Toyota warns of possible data theft after access key left exposed on GitHub
Toyota Motor Co. has warned that nearly 300,000 customers may have had their data stolen in the third data breach related to the company this year.
The potential data breach was uncovered after it was found that an access key to Toyota T-Connect, the official Toyota connectivity app, was left publicly available on GitHub for the last five years. Some 296,019 customer records were discovered to have been exposed according to an Oct. 7 notice from Toyota (translated from Japanese), with customers who have registered with the service since July 2017 potentially affected.
Toyota noted that an investigation by security experts has not ascertained whether a third party had accessed the data using the published access key but added that it’s possible personally identifiable information was stolen. Potential data stolen includes email addresses and customer management numbers. Information such as name, phone number and credit card details were not exposed.
The potential data exposure was first discovered on Sept. 15, with the token live on GitHub from December 2017 through to its discovery.
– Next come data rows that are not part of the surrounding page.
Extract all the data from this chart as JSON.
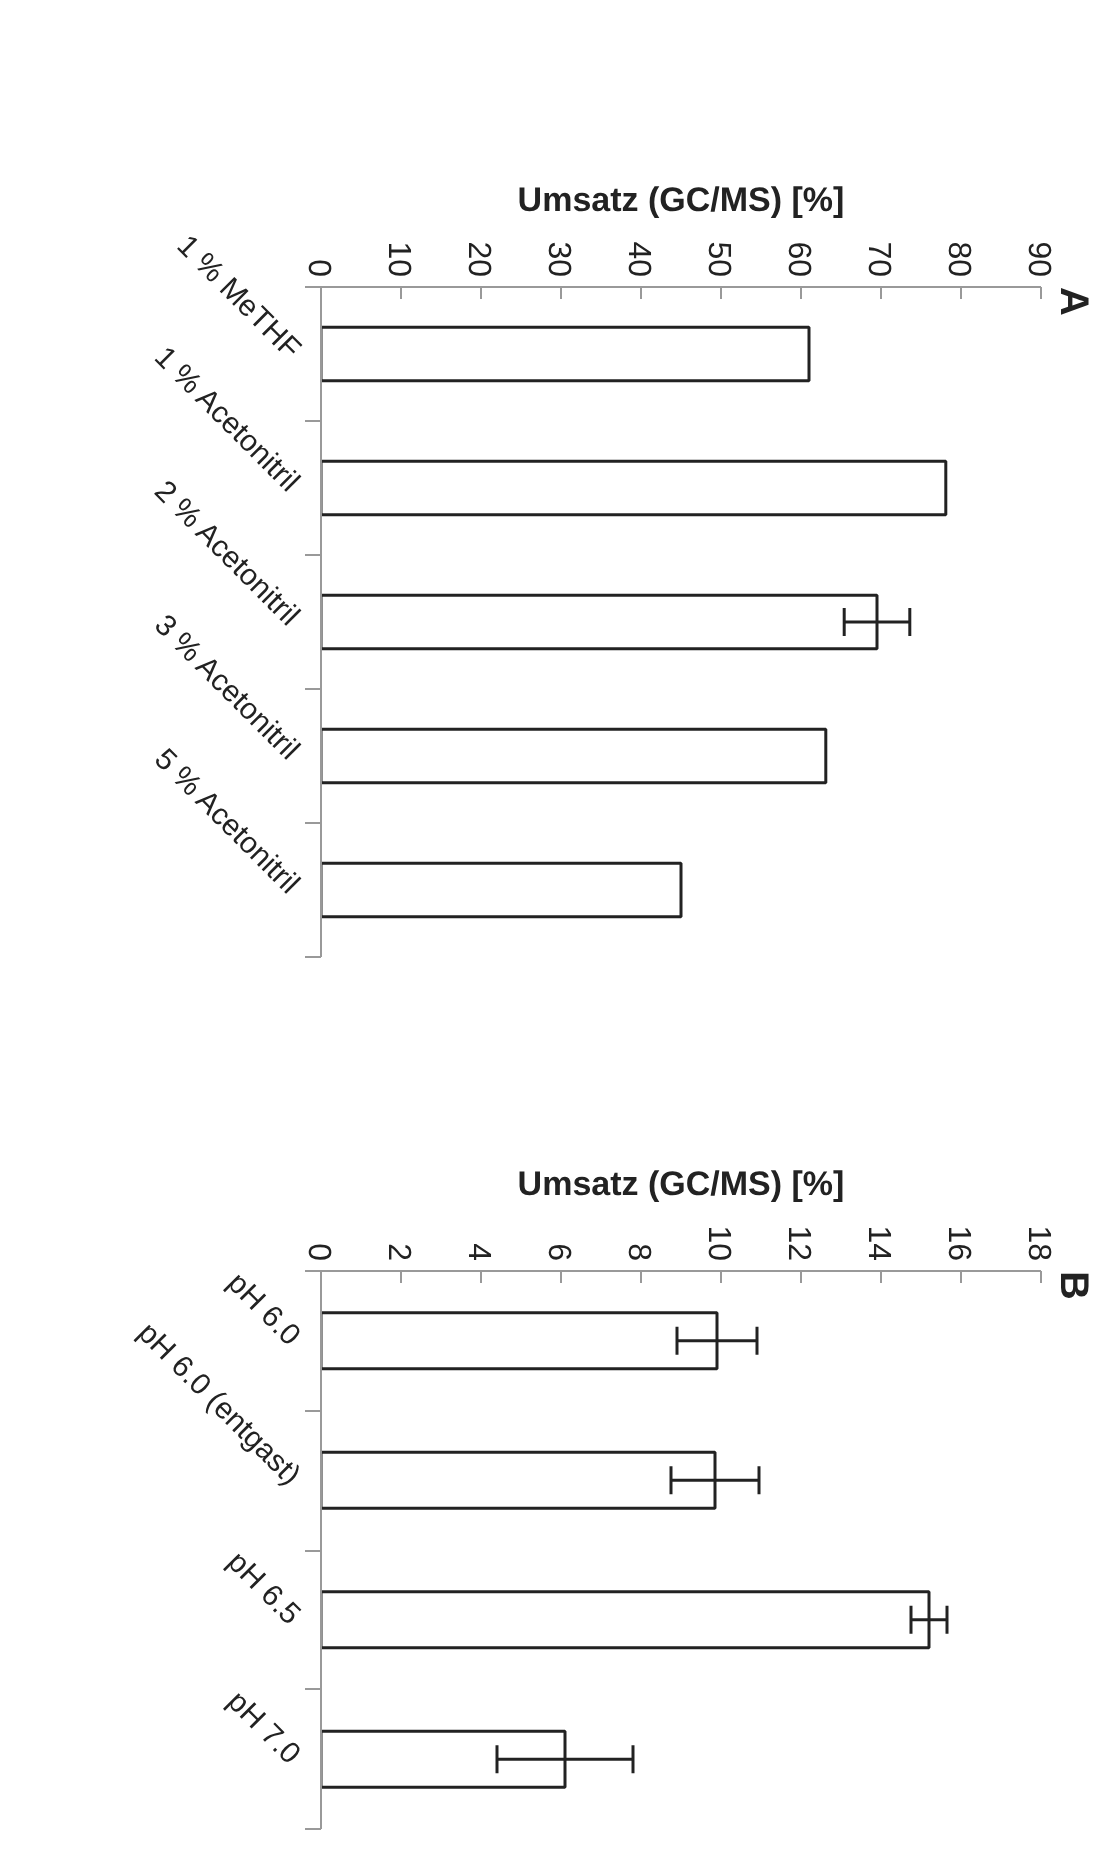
{
  "chart_data": [
    {
      "type": "bar",
      "orientation": "horizontal",
      "title": "A",
      "xlabel": "Umsatz (GC/MS) [%]",
      "categories": [
        "1 % MeTHF",
        "1 % Acetonitril",
        "2 % Acetonitril",
        "3 % Acetonitril",
        "5 % Acetonitril"
      ],
      "values": [
        61.0,
        78.1,
        69.5,
        63.1,
        45.0
      ],
      "errors": [
        null,
        null,
        4.1,
        null,
        null
      ],
      "color": "#ffffff",
      "xlim": [
        0,
        90
      ],
      "xticks": [
        0,
        10,
        20,
        30,
        40,
        50,
        60,
        70,
        80,
        90
      ],
      "grid": false
    },
    {
      "type": "bar",
      "orientation": "horizontal",
      "title": "B",
      "xlabel": "Umsatz (GC/MS) [%]",
      "categories": [
        "pH 6.0",
        "pH 6.0 (entgast)",
        "pH 6.5",
        "pH 7.0"
      ],
      "values": [
        9.9,
        9.85,
        15.2,
        6.1
      ],
      "errors": [
        1.0,
        1.1,
        0.45,
        1.7
      ],
      "color": "#ffffff",
      "xlim": [
        0,
        18
      ],
      "xticks": [
        0,
        2,
        4,
        6,
        8,
        10,
        12,
        14,
        16,
        18
      ],
      "grid": false
    }
  ]
}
Toyota moved to restrict access the same day the access token was discovered, then changed the access key for the data server on Sept. 17.
While the breach may have only included email addresses and customer numbers, Toyota warned that the data, if it has been stolen, could be used in phishing and spoofing emails. Toyota customers are advised to be wary of emails with an unknown sender or subject.
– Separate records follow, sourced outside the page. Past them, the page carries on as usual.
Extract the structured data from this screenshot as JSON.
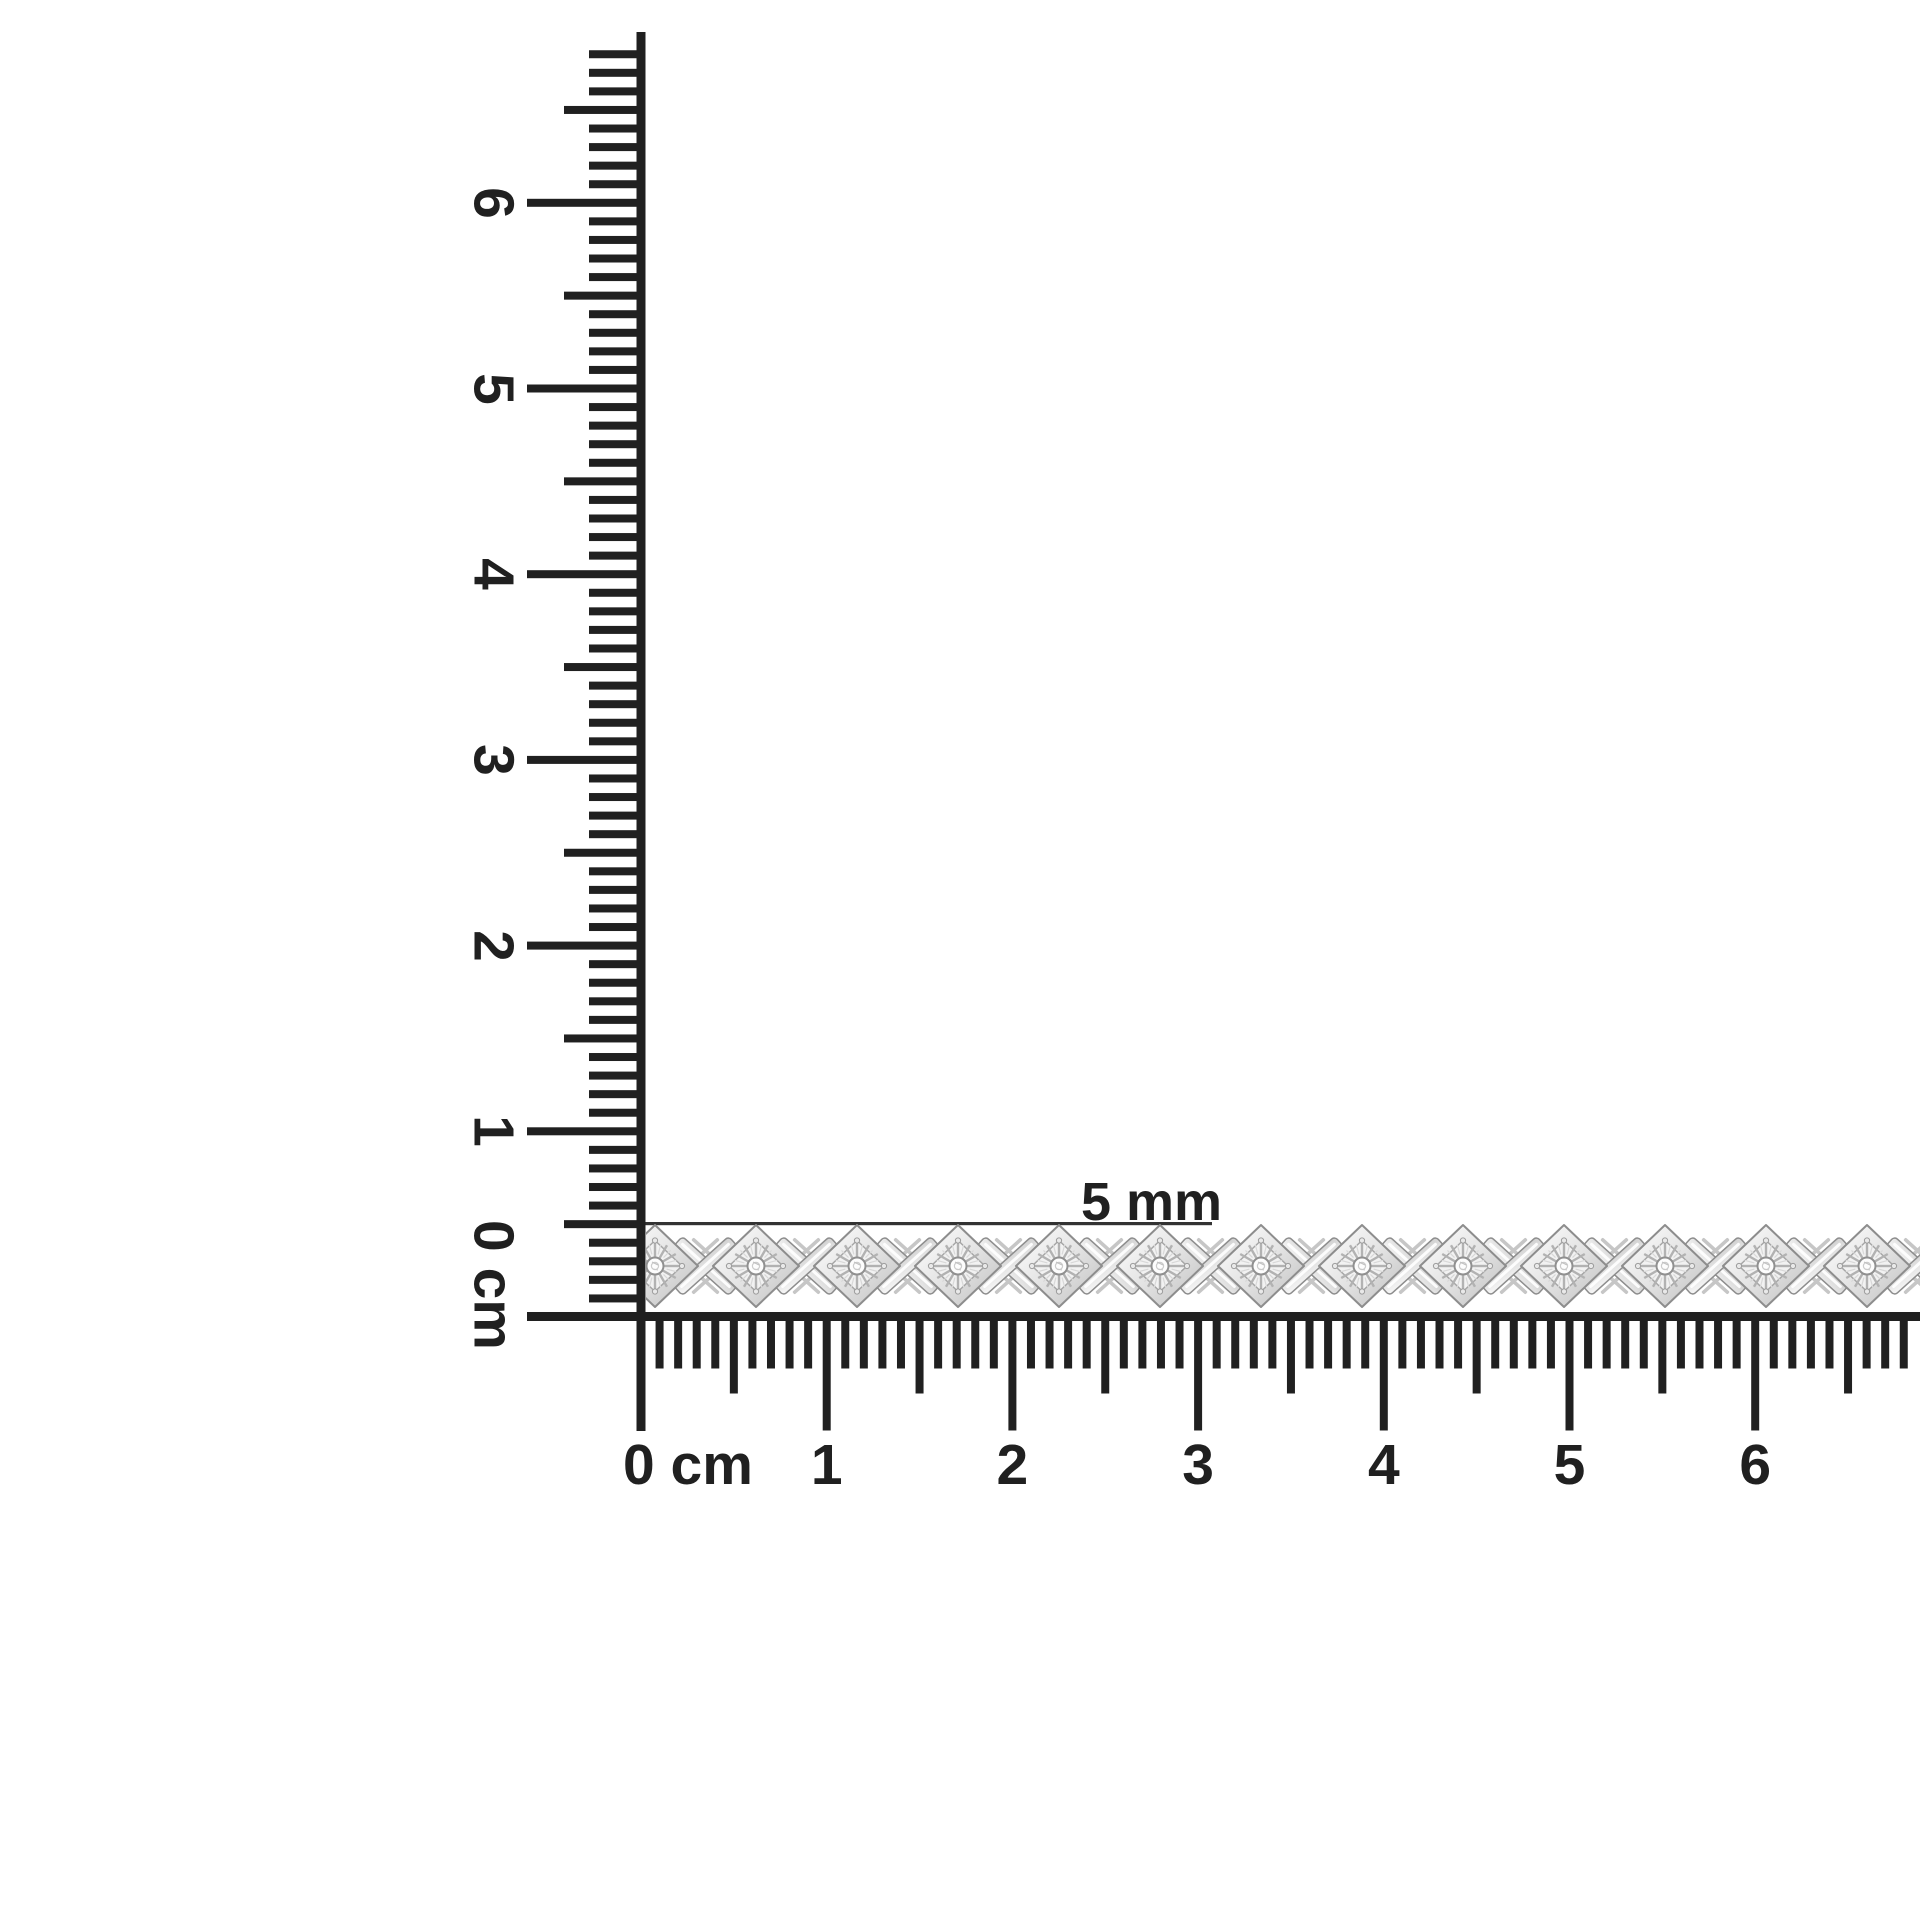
{
  "scene": {
    "description": "Product measurement photo of a diamond X-link tennis bracelet laid horizontally between two centimeter rulers",
    "background_color": "#ffffff",
    "ink_color": "#202020"
  },
  "annotation": {
    "width_label": "5 mm"
  },
  "vertical_ruler": {
    "unit_label": "cm",
    "zero_label": "0 cm",
    "numbers": [
      "1",
      "2",
      "3",
      "4",
      "5",
      "6"
    ]
  },
  "horizontal_ruler": {
    "unit_label": "cm",
    "zero_label": "0 cm",
    "numbers": [
      "1",
      "2",
      "3",
      "4",
      "5",
      "6"
    ]
  },
  "bracelet": {
    "type": "diamond tennis bracelet with alternating X links and diamond-set square links",
    "metal_color": "#e2e2e2",
    "band_width_label_mm": 5,
    "visible_diamond_links": 13,
    "visible_x_links": 13
  }
}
The potential breach is the third security-related incident involving Toyota and its suppliers this year. In March, Toyota was forced to halt manufacturing operations at all of its plants in Japan after a cyberattack struck a major component supplier. The supplier, Kojima, is directly connected to Toyota via Toyota’s kanban just-in-time production control system and hence there was concern that the attack could also spread to Toyota’s system.
In April, data was stolen from Denso Corp., a global automotive manufacturer based in Japan that is also 25% owned by Toyota. The Pandora ransomware gang claimed responsibility and said it had stolen 1.4 terabytes of data belonging to Toyota.
“This is a very common password theft scenario,” Roger Grimes, data-driven defense evangelist at security awareness training company KnowBe4 Inc., told SiliconANGLE. “It’s been estimated that hundreds of thousands of exposed passwords are up on GitHub waiting for anyone who can access the source code to reveal it. Example projects have revealed that passwords located in code uploaded to GitHub have been accessed and used against the victim in less than 30 minutes. It’s a big problem.”
Jason Kent, hacker in residence at unified application programming interface protection provider Cequence Security Inc., noted that Toyota’s processes are partially to blame. “Though security experts recommend periodic rotation of API keys, Toyota took a slightly different tactic and allowed the same key, the one exposed in source code, to be used for five years,” Kent explained. “From 2017 to 2022, that key dutifully provided administrative access to anyone that knew it.”
As a Toyota owner, he added, it’s possible that the email associated with his connected services has been learned. “The next possible step is to take over that account, learn the location of my vehicle and potentially unlock it or steal it,” he said.